Oil and gas
BMI has commented that the Taiwanese economy is heavily reliant upon oil and natural gas exports, particularly from the Middle East. BMI has also said that the country held its own during the 2008/9 financial crisis and its export based economy will invariably need a variety of sources of energy in the years to come. The oil price drop of last year has allowed Taiwan to both capitalise on more imports, but also diversify the origins. In the years to come, the future of LNG, the capacity of Russian gas exports to penetrate the East, and the opening up of Iran for more trade, according to BMI, will have significant impact on Taiwan’s natural gas consumption.

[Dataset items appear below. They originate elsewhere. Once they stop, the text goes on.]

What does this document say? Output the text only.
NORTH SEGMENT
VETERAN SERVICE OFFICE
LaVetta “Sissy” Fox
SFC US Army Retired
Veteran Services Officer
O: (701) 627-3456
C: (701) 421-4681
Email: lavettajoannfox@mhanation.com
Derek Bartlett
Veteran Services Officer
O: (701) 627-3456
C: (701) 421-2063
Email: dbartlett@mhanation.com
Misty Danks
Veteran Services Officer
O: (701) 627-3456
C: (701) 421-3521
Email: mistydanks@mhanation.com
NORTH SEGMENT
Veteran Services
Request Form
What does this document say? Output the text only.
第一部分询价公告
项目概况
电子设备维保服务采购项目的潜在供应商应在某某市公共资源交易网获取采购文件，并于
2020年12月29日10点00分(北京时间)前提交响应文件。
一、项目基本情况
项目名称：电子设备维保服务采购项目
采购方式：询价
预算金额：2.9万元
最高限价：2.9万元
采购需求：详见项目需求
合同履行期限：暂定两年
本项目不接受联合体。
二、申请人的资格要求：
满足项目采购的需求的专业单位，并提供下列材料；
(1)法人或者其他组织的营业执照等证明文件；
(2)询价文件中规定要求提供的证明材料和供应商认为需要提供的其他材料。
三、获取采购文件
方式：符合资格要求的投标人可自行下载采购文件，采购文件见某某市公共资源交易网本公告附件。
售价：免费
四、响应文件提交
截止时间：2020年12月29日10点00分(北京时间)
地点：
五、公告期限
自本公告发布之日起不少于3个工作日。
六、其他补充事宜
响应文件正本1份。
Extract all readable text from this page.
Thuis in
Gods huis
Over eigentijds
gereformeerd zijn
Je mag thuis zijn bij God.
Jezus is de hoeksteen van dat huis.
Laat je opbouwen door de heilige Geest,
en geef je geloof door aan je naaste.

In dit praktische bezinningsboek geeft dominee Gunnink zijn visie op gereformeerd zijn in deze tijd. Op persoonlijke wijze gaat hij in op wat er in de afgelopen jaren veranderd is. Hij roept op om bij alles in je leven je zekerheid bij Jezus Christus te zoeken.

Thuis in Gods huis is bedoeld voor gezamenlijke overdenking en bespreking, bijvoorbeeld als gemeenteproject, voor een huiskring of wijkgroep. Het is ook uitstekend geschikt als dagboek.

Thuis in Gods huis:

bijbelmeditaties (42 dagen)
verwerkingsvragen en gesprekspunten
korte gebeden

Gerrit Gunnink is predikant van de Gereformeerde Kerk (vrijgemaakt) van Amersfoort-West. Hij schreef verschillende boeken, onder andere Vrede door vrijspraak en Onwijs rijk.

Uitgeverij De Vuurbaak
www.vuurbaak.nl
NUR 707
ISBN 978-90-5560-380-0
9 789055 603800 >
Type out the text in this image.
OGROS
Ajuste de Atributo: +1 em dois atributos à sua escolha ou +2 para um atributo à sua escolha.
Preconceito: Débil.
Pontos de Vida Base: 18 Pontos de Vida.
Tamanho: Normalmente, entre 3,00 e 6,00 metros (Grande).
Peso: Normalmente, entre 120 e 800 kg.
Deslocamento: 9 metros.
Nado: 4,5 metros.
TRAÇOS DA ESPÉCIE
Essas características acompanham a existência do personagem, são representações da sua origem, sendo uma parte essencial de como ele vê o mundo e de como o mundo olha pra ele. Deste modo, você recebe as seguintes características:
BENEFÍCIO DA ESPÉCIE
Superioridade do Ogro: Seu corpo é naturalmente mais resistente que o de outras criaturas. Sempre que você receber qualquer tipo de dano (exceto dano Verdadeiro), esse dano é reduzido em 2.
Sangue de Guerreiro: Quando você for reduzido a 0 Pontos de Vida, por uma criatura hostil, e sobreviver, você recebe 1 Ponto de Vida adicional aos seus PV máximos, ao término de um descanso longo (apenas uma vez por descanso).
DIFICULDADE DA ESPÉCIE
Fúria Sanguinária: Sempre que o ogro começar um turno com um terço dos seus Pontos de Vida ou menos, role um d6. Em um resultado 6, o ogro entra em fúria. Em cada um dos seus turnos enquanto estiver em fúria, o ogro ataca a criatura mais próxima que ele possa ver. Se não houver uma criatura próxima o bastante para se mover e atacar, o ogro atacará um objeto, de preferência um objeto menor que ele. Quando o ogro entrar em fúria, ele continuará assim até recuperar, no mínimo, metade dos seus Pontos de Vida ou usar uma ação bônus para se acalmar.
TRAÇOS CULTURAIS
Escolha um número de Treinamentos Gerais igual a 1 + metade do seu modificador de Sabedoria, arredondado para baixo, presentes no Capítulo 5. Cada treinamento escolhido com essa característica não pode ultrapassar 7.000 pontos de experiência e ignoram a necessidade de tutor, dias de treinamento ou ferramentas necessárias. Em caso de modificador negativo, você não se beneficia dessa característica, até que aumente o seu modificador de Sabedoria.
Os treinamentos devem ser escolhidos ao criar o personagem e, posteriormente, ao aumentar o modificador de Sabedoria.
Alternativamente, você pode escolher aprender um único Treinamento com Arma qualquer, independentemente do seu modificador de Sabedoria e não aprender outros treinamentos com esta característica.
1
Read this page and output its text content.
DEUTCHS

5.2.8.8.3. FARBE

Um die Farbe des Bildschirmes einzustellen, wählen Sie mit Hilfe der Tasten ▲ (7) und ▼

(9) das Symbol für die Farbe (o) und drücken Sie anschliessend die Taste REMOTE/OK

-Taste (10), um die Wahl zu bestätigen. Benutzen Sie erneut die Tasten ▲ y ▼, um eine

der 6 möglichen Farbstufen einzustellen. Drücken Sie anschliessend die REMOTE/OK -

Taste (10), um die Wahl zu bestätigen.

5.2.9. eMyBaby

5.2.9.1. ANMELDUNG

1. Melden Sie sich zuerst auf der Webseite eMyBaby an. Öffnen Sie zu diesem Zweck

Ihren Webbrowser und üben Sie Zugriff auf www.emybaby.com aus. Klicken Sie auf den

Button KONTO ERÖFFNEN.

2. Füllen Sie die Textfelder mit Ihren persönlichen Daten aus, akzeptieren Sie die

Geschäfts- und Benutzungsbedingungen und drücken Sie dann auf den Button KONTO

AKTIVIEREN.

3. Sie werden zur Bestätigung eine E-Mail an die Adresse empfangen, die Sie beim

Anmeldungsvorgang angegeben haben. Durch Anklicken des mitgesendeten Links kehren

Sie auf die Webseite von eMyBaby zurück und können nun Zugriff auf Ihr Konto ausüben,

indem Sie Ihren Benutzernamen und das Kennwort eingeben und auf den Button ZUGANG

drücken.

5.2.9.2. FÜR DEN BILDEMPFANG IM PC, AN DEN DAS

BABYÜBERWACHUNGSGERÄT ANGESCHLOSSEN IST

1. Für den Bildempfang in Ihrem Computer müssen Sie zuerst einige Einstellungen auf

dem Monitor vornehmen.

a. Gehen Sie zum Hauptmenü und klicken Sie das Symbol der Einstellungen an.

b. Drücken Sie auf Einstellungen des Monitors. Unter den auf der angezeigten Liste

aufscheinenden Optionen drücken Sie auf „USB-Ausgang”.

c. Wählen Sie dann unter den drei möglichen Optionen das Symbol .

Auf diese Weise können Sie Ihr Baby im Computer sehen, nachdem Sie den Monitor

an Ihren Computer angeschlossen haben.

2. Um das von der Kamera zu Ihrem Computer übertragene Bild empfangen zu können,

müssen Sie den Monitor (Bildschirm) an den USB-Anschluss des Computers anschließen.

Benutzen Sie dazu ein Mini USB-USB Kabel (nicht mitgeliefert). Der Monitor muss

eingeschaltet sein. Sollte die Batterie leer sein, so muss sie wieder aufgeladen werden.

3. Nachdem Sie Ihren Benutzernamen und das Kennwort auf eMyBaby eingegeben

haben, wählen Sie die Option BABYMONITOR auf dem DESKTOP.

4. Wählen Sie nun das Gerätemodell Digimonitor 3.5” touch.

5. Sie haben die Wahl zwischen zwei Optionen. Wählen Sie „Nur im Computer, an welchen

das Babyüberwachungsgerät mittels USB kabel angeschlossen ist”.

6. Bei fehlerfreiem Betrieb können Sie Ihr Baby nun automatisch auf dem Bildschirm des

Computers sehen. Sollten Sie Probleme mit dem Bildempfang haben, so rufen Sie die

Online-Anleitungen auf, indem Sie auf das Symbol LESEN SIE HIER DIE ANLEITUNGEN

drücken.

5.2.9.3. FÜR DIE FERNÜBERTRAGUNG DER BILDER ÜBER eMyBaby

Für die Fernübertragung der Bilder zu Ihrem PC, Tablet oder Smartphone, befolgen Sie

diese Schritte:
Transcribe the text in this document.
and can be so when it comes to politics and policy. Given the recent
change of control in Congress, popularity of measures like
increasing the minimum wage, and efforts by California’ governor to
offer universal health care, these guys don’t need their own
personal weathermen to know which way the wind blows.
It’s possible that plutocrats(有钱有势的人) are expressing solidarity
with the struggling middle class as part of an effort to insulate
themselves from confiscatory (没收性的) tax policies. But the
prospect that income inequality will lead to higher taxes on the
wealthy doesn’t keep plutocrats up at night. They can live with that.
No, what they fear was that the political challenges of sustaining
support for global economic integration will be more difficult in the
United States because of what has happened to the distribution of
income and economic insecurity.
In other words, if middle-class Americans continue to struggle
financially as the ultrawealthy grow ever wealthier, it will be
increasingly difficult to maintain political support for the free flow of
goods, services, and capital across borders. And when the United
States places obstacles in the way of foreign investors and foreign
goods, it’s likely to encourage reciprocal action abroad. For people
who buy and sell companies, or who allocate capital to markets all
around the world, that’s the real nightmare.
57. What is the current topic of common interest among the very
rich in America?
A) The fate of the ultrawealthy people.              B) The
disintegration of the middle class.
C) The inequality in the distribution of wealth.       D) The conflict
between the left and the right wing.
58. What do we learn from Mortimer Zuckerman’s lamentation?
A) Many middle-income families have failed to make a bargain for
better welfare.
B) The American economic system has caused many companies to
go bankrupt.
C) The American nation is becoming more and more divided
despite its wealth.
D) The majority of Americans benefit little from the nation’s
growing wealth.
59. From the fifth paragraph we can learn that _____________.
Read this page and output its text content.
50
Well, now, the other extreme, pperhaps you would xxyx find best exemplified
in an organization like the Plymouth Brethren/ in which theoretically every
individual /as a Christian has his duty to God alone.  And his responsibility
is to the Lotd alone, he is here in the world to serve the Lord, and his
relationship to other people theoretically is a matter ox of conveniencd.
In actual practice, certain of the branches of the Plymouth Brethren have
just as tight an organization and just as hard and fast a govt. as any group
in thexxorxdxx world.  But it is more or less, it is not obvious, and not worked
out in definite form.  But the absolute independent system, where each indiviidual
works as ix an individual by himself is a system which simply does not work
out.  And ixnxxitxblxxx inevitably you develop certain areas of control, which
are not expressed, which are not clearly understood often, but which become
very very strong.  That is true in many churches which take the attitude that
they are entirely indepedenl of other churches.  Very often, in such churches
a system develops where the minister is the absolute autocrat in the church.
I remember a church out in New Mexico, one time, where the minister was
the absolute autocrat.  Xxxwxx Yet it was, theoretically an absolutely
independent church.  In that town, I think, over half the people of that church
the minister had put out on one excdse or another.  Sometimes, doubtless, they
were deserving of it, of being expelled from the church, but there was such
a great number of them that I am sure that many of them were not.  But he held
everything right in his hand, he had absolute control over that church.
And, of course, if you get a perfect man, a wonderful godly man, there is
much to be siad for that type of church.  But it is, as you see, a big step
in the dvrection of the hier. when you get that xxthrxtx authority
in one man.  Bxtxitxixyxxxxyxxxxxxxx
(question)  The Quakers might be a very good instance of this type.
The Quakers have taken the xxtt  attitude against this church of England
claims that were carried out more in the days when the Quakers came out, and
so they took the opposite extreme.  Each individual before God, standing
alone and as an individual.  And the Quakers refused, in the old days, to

BMI has pointed out that similarly to Japan and Australia, the scaling back of Taiwan’s refined oil production primarily due to the closure of the Kaohsiung refinery this year, will add pressure to existing refineries to compensate the decrease in production. However, BMI has said that there is also an opportunity to begin revamping older, and much needed refineries to boost the overspill utilisation rate of refining in the country. Its main market for refined exports is Asia, though East Africa and the Middle East are potential growing markets for refined oil from the country. Qatar is to remain an important source of LNG, though Papua New Guinea and the US could be increasingly important suppliers of LNG to Taiwan.
According to BMI, Taiwan’s petrochemicals industry depends on its ability to compete within the Asian market. BMI has stated that the island could find itself crowded out as a result of rising Chinese self sufficiency and growth in low cost shale based ethane fed production in the US. Last year, BMI reports that Taiwan saw the beginning of a recovery in petrochemicals in line with overall manufacturing growth. Among the strongest end use markets was the automotive industry, which helped offset lacklustre performance in other segments. Nevertheless, the country has a small domestic market, relatively high labour costs compared with its neighbours, a strong environmentalist lobby and a large volume of FDI.
BMI has said that producers on the island will need to improve external competitiveness if they are to boost output. This will however depend on securing a reduction in tariffs on petrochemical exports to China to boost the competitive edge in the huge mainland market.